Descobri que não. De uns anos pra cá, leitor sensível é um profissional que as editoras contratam para aferir o grau de suscetibilidade do distinto público. Há nome para isso: “sensitivity reader”.
E o distinto público, convenhamos, está cada mais suscetível. Tudo dói. Piadas já não são piadas: são opiniões.
Divergências já não são divergências: são agressões. Controvérsias já não são controvérsias: são batalhas.
A criação artística e o debate intelectual estão empanturrados de proibições, vetos, correção, boas maneiras, bons modos, tricô e crochê. Todos têm de quê e a quem reclamar, numa espécie de neopuritanismo laico e policialesco.
A brilhante ideia acerca do “sensitivity reader” é que representantes de grupos sociais sejam pagos para que o escritor não corrompa os cidadãos ou não fira os sentimentos.
O representante dos leitores apontará com seu dedinho social o que deve ou não deve ser dito à sociedade.
De acordo com os critérios previamente elencados, estarão sub judice todas as obras que tratarem de temas relacionados a: cor; nacionalidade; sexo; gênero; etnia; vícios; condições psiquiátricas; deficiências físicas; etc.
Em suma: toda literatura ocidental, oriental e das cercanias.
O probleminha é que das primeiras representações nas cavernas ao último romance contemporâneo, de Homero à Bíblia, de Shakespeare a Nelson Rodrigues – nove décimos da literatura produzida desde que o mundo é mundo ferem, e devem mesmo ferir, suscetibilidades.
Se não ferissem, não seriam literatura – seriam livros do Paulo Coelho.
Então corrijamos o racismo Monteiro Lobato? Saneemos o fascismo de Louis-Ferdinand Céline? Verifiquemos se Shakespeare foi multicultural o bastante? Submetamos Ezra Pound ao Roda Viva?
O que as madres superioras do politicamente correto precisam entender é que a literatura é um jogo em que valem certas regras que não valem para a vida, como num esporte de combate em que faz parte da regra machucar o adversário.
Dentro de um ringue, certo nível ou certo tipo de violência é permitido. Na vida cotidiana, outro.

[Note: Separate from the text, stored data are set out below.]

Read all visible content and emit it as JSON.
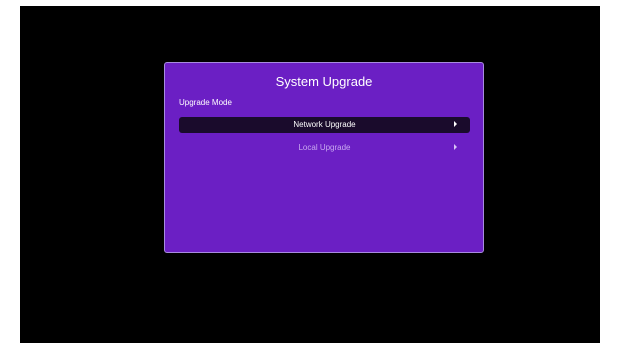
{
  "dialog": {
    "title": "System Upgrade",
    "mode_label": "Upgrade Mode",
    "options": [
      {
        "label": "Network Upgrade",
        "selected": true,
        "icon": "arrow-right-icon"
      },
      {
        "label": "Local Upgrade",
        "selected": false,
        "icon": "arrow-right-icon"
      }
    ]
  },
  "colors": {
    "screen_background": "#000000",
    "dialog_background": "#6b1fc4",
    "dialog_border": "#a88be0",
    "selected_row": "#1a0b2c",
    "text": "#ffffff",
    "dim_text": "#c9a9f0"
  }
}
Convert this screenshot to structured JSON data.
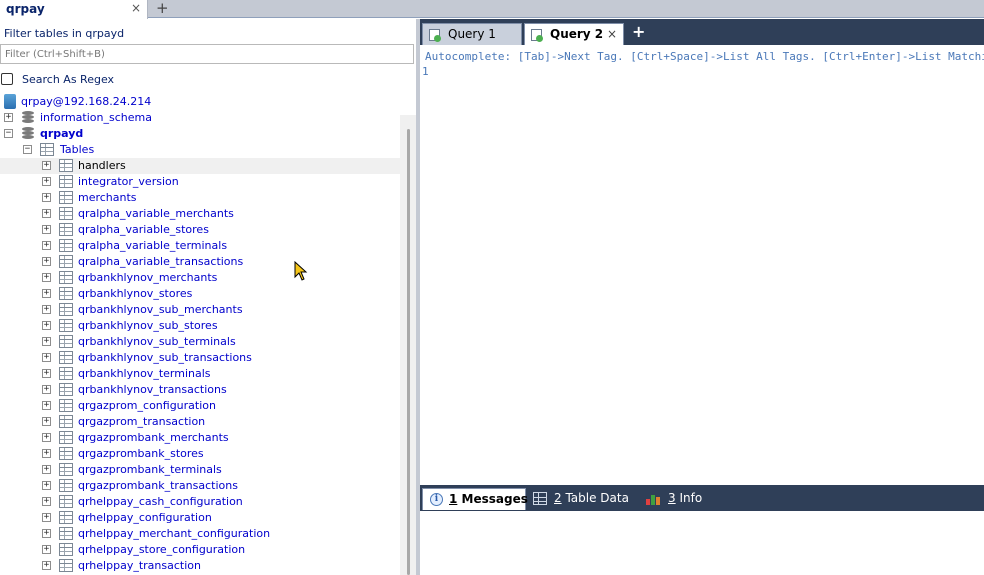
{
  "connection_tab": {
    "label": "qrpay",
    "close": "×",
    "add": "+"
  },
  "filter": {
    "label": "Filter tables in qrpayd",
    "placeholder": "Filter (Ctrl+Shift+B)",
    "regex_label": "Search As Regex"
  },
  "tree": {
    "server": "qrpay@192.168.24.214",
    "databases": [
      {
        "name": "information_schema",
        "expanded": false
      },
      {
        "name": "qrpayd",
        "expanded": true
      }
    ],
    "tables_folder": "Tables",
    "selected_table": "handlers",
    "tables": [
      "handlers",
      "integrator_version",
      "merchants",
      "qralpha_variable_merchants",
      "qralpha_variable_stores",
      "qralpha_variable_terminals",
      "qralpha_variable_transactions",
      "qrbankhlynov_merchants",
      "qrbankhlynov_stores",
      "qrbankhlynov_sub_merchants",
      "qrbankhlynov_sub_stores",
      "qrbankhlynov_sub_terminals",
      "qrbankhlynov_sub_transactions",
      "qrbankhlynov_terminals",
      "qrbankhlynov_transactions",
      "qrgazprom_configuration",
      "qrgazprom_transaction",
      "qrgazprombank_merchants",
      "qrgazprombank_stores",
      "qrgazprombank_terminals",
      "qrgazprombank_transactions",
      "qrhelppay_cash_configuration",
      "qrhelppay_configuration",
      "qrhelppay_merchant_configuration",
      "qrhelppay_store_configuration",
      "qrhelppay_transaction"
    ]
  },
  "query_tabs": [
    {
      "label": "Query 1",
      "active": false
    },
    {
      "label": "Query 2",
      "active": true,
      "close": "×"
    }
  ],
  "query_add": "+",
  "editor": {
    "hint": "Autocomplete: [Tab]->Next Tag. [Ctrl+Space]->List All Tags. [Ctrl+Enter]->List Matching Tags. [Ctrl+Shift+Space]->List Functions",
    "line_number": "1"
  },
  "result_tabs": [
    {
      "num": "1",
      "label": " Messages",
      "active": true,
      "icon": "info-icon"
    },
    {
      "num": "2",
      "label": " Table Data",
      "active": false,
      "icon": "grid-icon"
    },
    {
      "num": "3",
      "label": " Info",
      "active": false,
      "icon": "chart-icon"
    }
  ],
  "colors": {
    "link_blue": "#0000cc",
    "tab_strip": "#2f3f58",
    "hint_blue": "#4a78b8"
  }
}
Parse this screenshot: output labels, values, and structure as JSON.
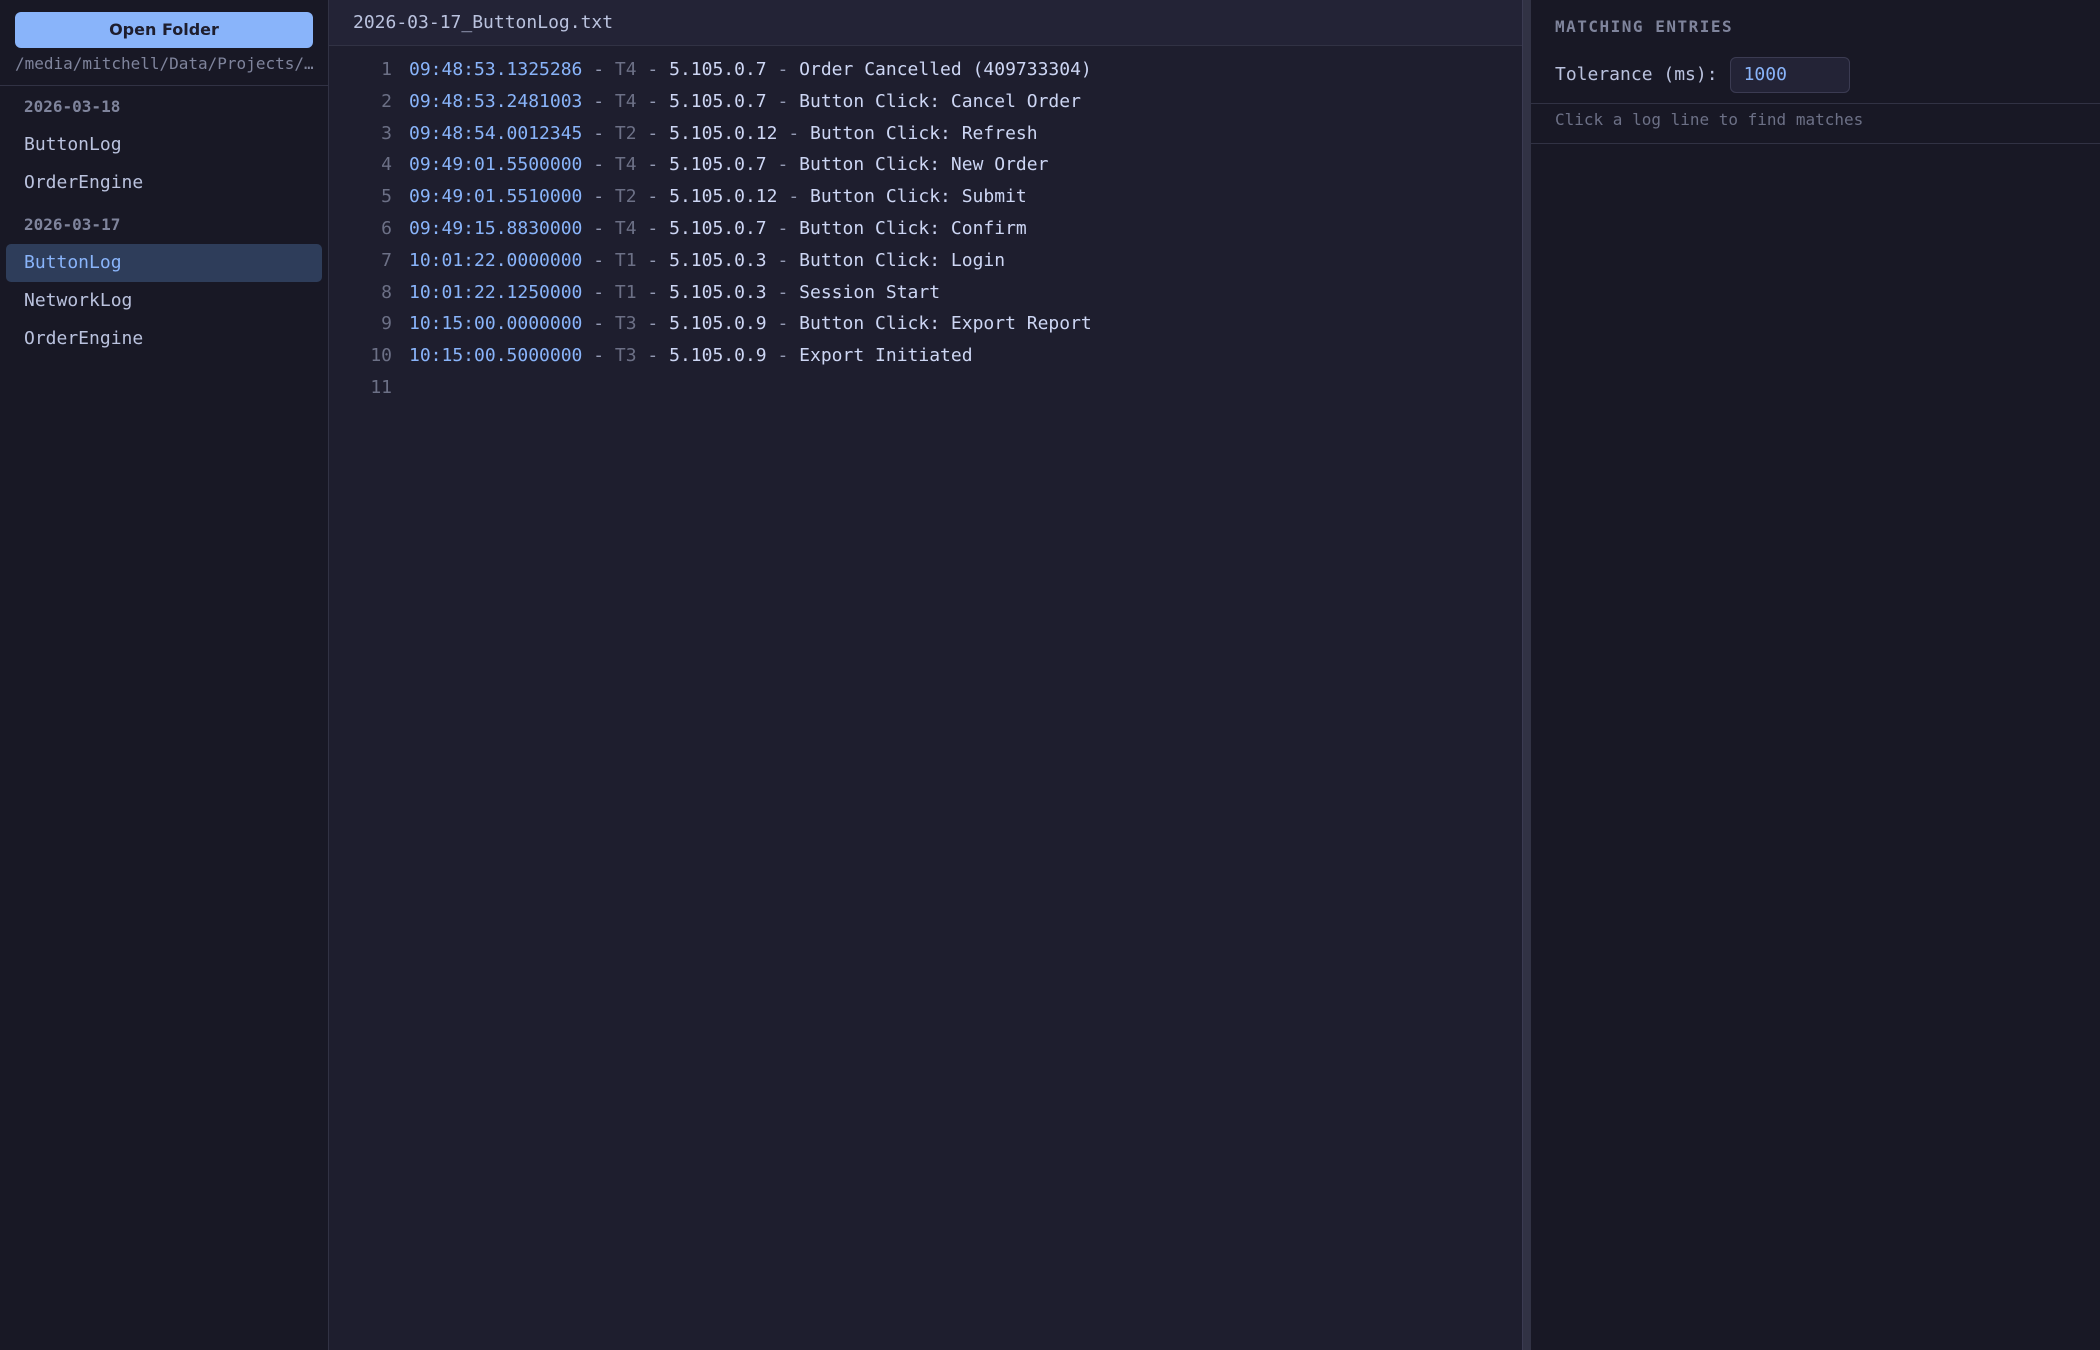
{
  "sidebar": {
    "open_folder_label": "Open Folder",
    "folder_path": "/media/mitchell/Data/Projects/LogViewer/logs",
    "groups": [
      {
        "date": "2026-03-18",
        "files": [
          "ButtonLog",
          "OrderEngine"
        ]
      },
      {
        "date": "2026-03-17",
        "files": [
          "ButtonLog",
          "NetworkLog",
          "OrderEngine"
        ]
      }
    ],
    "active_file": "2026-03-17/ButtonLog"
  },
  "editor": {
    "tab_title": "2026-03-17_ButtonLog.txt",
    "lines": [
      {
        "no": "1",
        "ts": "09:48:53.1325286",
        "thread": "T4",
        "version": "5.105.0.7",
        "message": "Order Cancelled (409733304)"
      },
      {
        "no": "2",
        "ts": "09:48:53.2481003",
        "thread": "T4",
        "version": "5.105.0.7",
        "message": "Button Click: Cancel Order"
      },
      {
        "no": "3",
        "ts": "09:48:54.0012345",
        "thread": "T2",
        "version": "5.105.0.12",
        "message": "Button Click: Refresh"
      },
      {
        "no": "4",
        "ts": "09:49:01.5500000",
        "thread": "T4",
        "version": "5.105.0.7",
        "message": "Button Click: New Order"
      },
      {
        "no": "5",
        "ts": "09:49:01.5510000",
        "thread": "T2",
        "version": "5.105.0.12",
        "message": "Button Click: Submit"
      },
      {
        "no": "6",
        "ts": "09:49:15.8830000",
        "thread": "T4",
        "version": "5.105.0.7",
        "message": "Button Click: Confirm"
      },
      {
        "no": "7",
        "ts": "10:01:22.0000000",
        "thread": "T1",
        "version": "5.105.0.3",
        "message": "Button Click: Login"
      },
      {
        "no": "8",
        "ts": "10:01:22.1250000",
        "thread": "T1",
        "version": "5.105.0.3",
        "message": "Session Start"
      },
      {
        "no": "9",
        "ts": "10:15:00.0000000",
        "thread": "T3",
        "version": "5.105.0.9",
        "message": "Button Click: Export Report"
      },
      {
        "no": "10",
        "ts": "10:15:00.5000000",
        "thread": "T3",
        "version": "5.105.0.9",
        "message": "Export Initiated"
      },
      {
        "no": "11",
        "ts": "",
        "thread": "",
        "version": "",
        "message": ""
      }
    ]
  },
  "matches": {
    "header": "MATCHING ENTRIES",
    "tolerance_label": "Tolerance (ms):",
    "tolerance_value": "1000",
    "hint": "Click a log line to find matches"
  },
  "colors": {
    "accent": "#89b4fa",
    "background": "#1e1e2e",
    "sidebar_bg": "#181825",
    "active_item_bg": "#2e3d5a"
  }
}
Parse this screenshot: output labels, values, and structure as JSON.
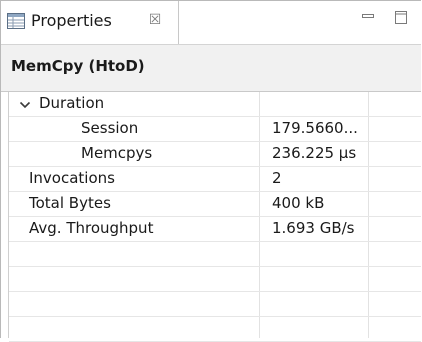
{
  "tab": {
    "label": "Properties",
    "close_glyph": "☒",
    "icon": "properties-table-icon"
  },
  "window_controls": {
    "minimize_icon": "minimize-icon",
    "maximize_icon": "maximize-icon"
  },
  "header": {
    "title": "MemCpy (HtoD)"
  },
  "properties": {
    "rows": [
      {
        "key": "Duration",
        "value": "",
        "expandable": true,
        "expanded": true,
        "indent": 1
      },
      {
        "key": "Session",
        "value": "179.5660...",
        "expandable": false,
        "indent": 2
      },
      {
        "key": "Memcpys",
        "value": "236.225 µs",
        "expandable": false,
        "indent": 2
      },
      {
        "key": "Invocations",
        "value": "2",
        "expandable": false,
        "indent": 1
      },
      {
        "key": "Total Bytes",
        "value": "400 kB",
        "expandable": false,
        "indent": 1
      },
      {
        "key": "Avg. Throughput",
        "value": "1.693 GB/s",
        "expandable": false,
        "indent": 1
      }
    ]
  },
  "colors": {
    "header_bg": "#f1f1f1",
    "grid_line": "#e2e2e2",
    "text": "#1a1a1a"
  }
}
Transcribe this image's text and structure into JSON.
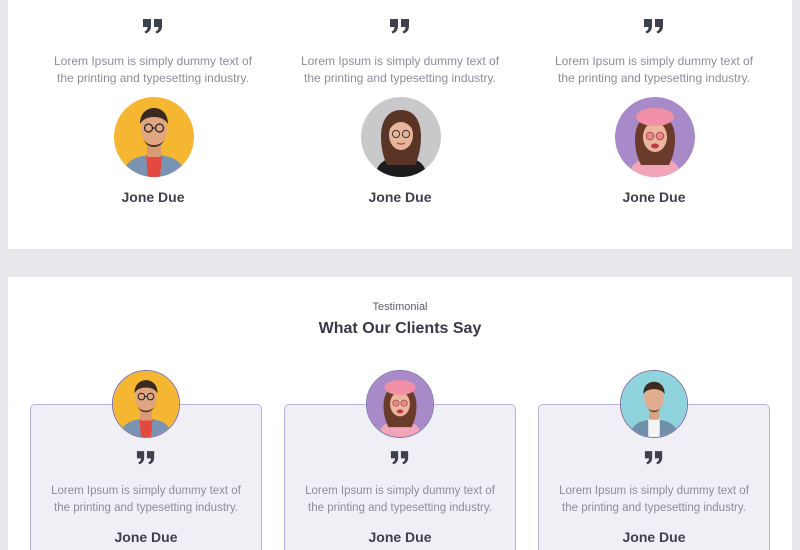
{
  "top_testimonials": [
    {
      "quote_icon": "quote-icon",
      "text_line1": "Lorem Ipsum is simply dummy text of",
      "text_line2": "the printing and typesetting industry.",
      "name": "Jone Due",
      "avatar": "man-with-glasses-yellow-bg"
    },
    {
      "quote_icon": "quote-icon",
      "text_line1": "Lorem Ipsum is simply dummy text of",
      "text_line2": "the printing and typesetting industry.",
      "name": "Jone Due",
      "avatar": "woman-with-glasses-grey-bg"
    },
    {
      "quote_icon": "quote-icon",
      "text_line1": "Lorem Ipsum is simply dummy text of",
      "text_line2": "the printing and typesetting industry.",
      "name": "Jone Due",
      "avatar": "woman-pink-beret-purple-bg"
    }
  ],
  "section": {
    "eyebrow": "Testimonial",
    "heading": "What Our Clients Say"
  },
  "cards": [
    {
      "text_line1": "Lorem Ipsum is simply dummy text of",
      "text_line2": "the printing and typesetting industry.",
      "name": "Jone Due",
      "avatar": "man-with-glasses-yellow-bg"
    },
    {
      "text_line1": "Lorem Ipsum is simply dummy text of",
      "text_line2": "the printing and typesetting industry.",
      "name": "Jone Due",
      "avatar": "woman-pink-beret-purple-bg"
    },
    {
      "text_line1": "Lorem Ipsum is simply dummy text of",
      "text_line2": "the printing and typesetting industry.",
      "name": "Jone Due",
      "avatar": "man-cyan-bg"
    }
  ],
  "colors": {
    "page_bg": "#e8e9ec",
    "card_bg": "#f0eff6",
    "card_border": "#b8b0d8",
    "text_muted": "#8b8e97",
    "text_dark": "#3d414b"
  }
}
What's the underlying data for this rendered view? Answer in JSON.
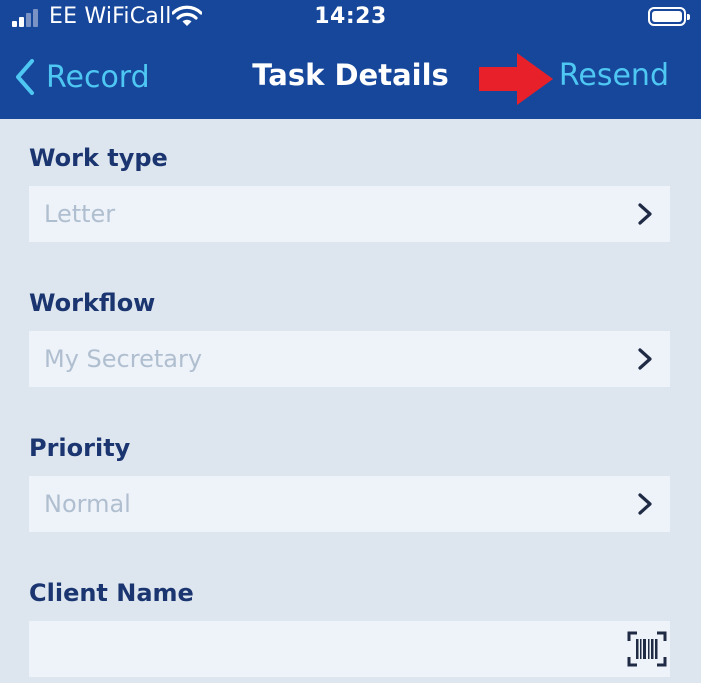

Crime e Castigo, por exemplo, não é um manual para aprender a matar velhinhas agiotas com o professor Raskólnikov, mas uma devassa na alma de um estudante intoxicado pela ambição e torturado pela culpa.
E é justamente essa liberdade circunscrita da arte – ou dos esportes, ou do treinamento marcial – que permite a reflexão profunda sobre o que há de melhor e pior na natureza humana.
Além disso, ajustar textos à nova atmosfera moral é ignorar a historicidade desses textos. Literatura é feita por toda a gente, boa ou má, de sua época.
Apagar pecados, preceitos e preconceitos é desconhecer o passado e revivê-lo no futuro.
Censurar alguns livros em nome de sentimentos alheios é o mesmo que censurar sentimentos alheios em nome de alguns livros. Que diferença tem isso com a censura stricto sensu? Nenhuma.
Escrevo e corrijo – na verdade, existe uma diferença: nos porões da censura estatal, os bandidos tinham cara de bandidos e os mocinhos tinham cara de mocinhos.
Na censura social, não sabemos quem é quem.